Por que o Bolsa Família é mais polêmico que as pensões militares?
As minhas enteadas têm uma amiga cuja mãe era médica no Exército, com patente de coronel. Ela parou de trabalhar cedo e ganha uma aposentadoria muito generosa, que depois de seu falecimento vai passar para a filha.
Sempre achei isso inacreditável. Parece um privilégio além das condições do país, mas que com certeza demonstra o reconhecimento da importância estratégica das Forças Armadas para a governabilidade.
Surpreende-me que pagamentos assim não sejam mais polêmicos no debate doméstico. Cheguei à conclusão de que a noção de hierarquia tem raízes tão profundas por aqui que um privilégio como esse, praticamente um “suborno legal”, pareça algo dentro da normalidade.
Apesar disso, já é mais comum ouvir críticas sobre programas sociais como Bolsa Família, frequentemente classificados como um “assistencialismo que só cria dependência”.
Pode ser. Mas há um quadro maior. No exemplo dado acima, a mãe da amiga das minhas enteadas agora mora em Portugal. Sua filha se estabeleceu na Irlanda. Portanto, no caso dela, a aposentadoria se trata de um subsídio que o Estado brasileiro concede para a economia europeia.
Não há o mesmo risco com o Bolsa Família. Pouco do dinheiro vai para contas de poupança. Vai ser gasto, aqui no Brasil, gerando um efeito multiplicador e animando o comércio local.
Claro, é polêmico separar pagamentos por um conceito de merecimento. Mas quem se incomoda muito com isso deve se preparar: a política do futuro promete ser cheia de propostas amplas neste sentido.
A ideia de uma renda básica universal (Universal Basic Income, ou UBI em inglês) está ganhando adeptos, com argumentos a favor tanto à direita como à esquerda do espectro político – embora com diferenças de propostas.

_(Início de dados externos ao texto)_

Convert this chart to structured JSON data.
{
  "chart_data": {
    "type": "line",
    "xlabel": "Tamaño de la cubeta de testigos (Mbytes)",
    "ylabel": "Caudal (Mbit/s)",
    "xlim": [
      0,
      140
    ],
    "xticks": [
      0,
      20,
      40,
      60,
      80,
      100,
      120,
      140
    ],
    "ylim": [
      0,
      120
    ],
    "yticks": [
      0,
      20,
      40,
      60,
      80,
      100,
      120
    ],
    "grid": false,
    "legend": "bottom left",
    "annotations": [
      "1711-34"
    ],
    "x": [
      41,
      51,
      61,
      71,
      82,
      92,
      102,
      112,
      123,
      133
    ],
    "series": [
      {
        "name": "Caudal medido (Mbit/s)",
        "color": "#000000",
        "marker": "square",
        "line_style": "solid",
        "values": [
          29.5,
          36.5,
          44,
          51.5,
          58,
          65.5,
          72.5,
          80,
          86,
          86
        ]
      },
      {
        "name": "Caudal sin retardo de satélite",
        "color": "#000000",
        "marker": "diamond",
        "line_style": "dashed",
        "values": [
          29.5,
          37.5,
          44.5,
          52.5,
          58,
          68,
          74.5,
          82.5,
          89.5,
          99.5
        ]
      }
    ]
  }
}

Os defensores de direita enxergam a UBI como um meio de minimizar as funções do Estado; já os de esquerda buscam o oposto. O que ambos têm em comum é a abordagem de um grande problema.
O sistema precisa de consumo. Sem consumo, a casa cai. Mas o consumo está ameaçado.
Primeiro, sofre por conta do poder que os políticos, com pouca sabedoria, deram para o setor financeiro, que pode até ser um bom servo, mas faz um mestre muito ruim.
Os bancos lucram com a dívida alheia e, sem os regulamentos que limitavam as suas ações, as instituições bancárias são capazes de criar uma dívida tão grande e de inflar tanto os preços de imóveis que o dinheiro para consumir produtos e serviços acaba rarefeito – um buraco que o credito só consegue tapar de maneira temporária.
Segundo, o consumo sofre da estagnação de salários, um processo que provavelmente vai continuar.
No percurso de sua história dinâmica, o capitalismo destrói para criar. É sempre traumático, mas a transição é facilitada pelo fato de que normalmente a atividade nova paga melhor do que a anterior.
Mas isso não se aplica mais. A revolução digital tira funções, e a reprodução quase de graça desafia conceitos comuns de precificação. E também há o desenvolvimento da tecnologia – robôs são capazes de substituir a mão de obra e logo serão capazes de substituir muito mais.
Eles já podem desenvolver funções manuais, e quando conseguirem passar no Teste de Turing e produzir a inteligência de um ser humano, vão poder desempenhar funções cerebrais.
Tudo isso é muito interessante para empresas – no curto prazo. Inicialmente, elas podem reduzir os seus custos com a mão de obra, mas logo têm um problemão: como consumidores, robôs têm deficiências graves – eles não compram nada. Como e para quem, então, a empresa vai vender o que produz?
Aí entram na pauta os benefícios de um sistema de renda básica universal. Não é uma ideia fácil, e organizá-lo é uma dor de cabeça burocrática.
Na verdade, a burocracia teria que ser muito maior se o sistema não fosse universal. Ter de decidir quem seriam os beneficiários – seria impossível de implementar de uma maneira justa. Mas a universalidade desafia todas as nossas noções de merecimento, da ligação entre suor e renda.
Mas, pensando bem, por que somente coronéis aposentadas têm direito a uma boa vida?
*Tim Vickery é colunista da BBC Brasil e formado em História e Política pela Universidade de Warwick.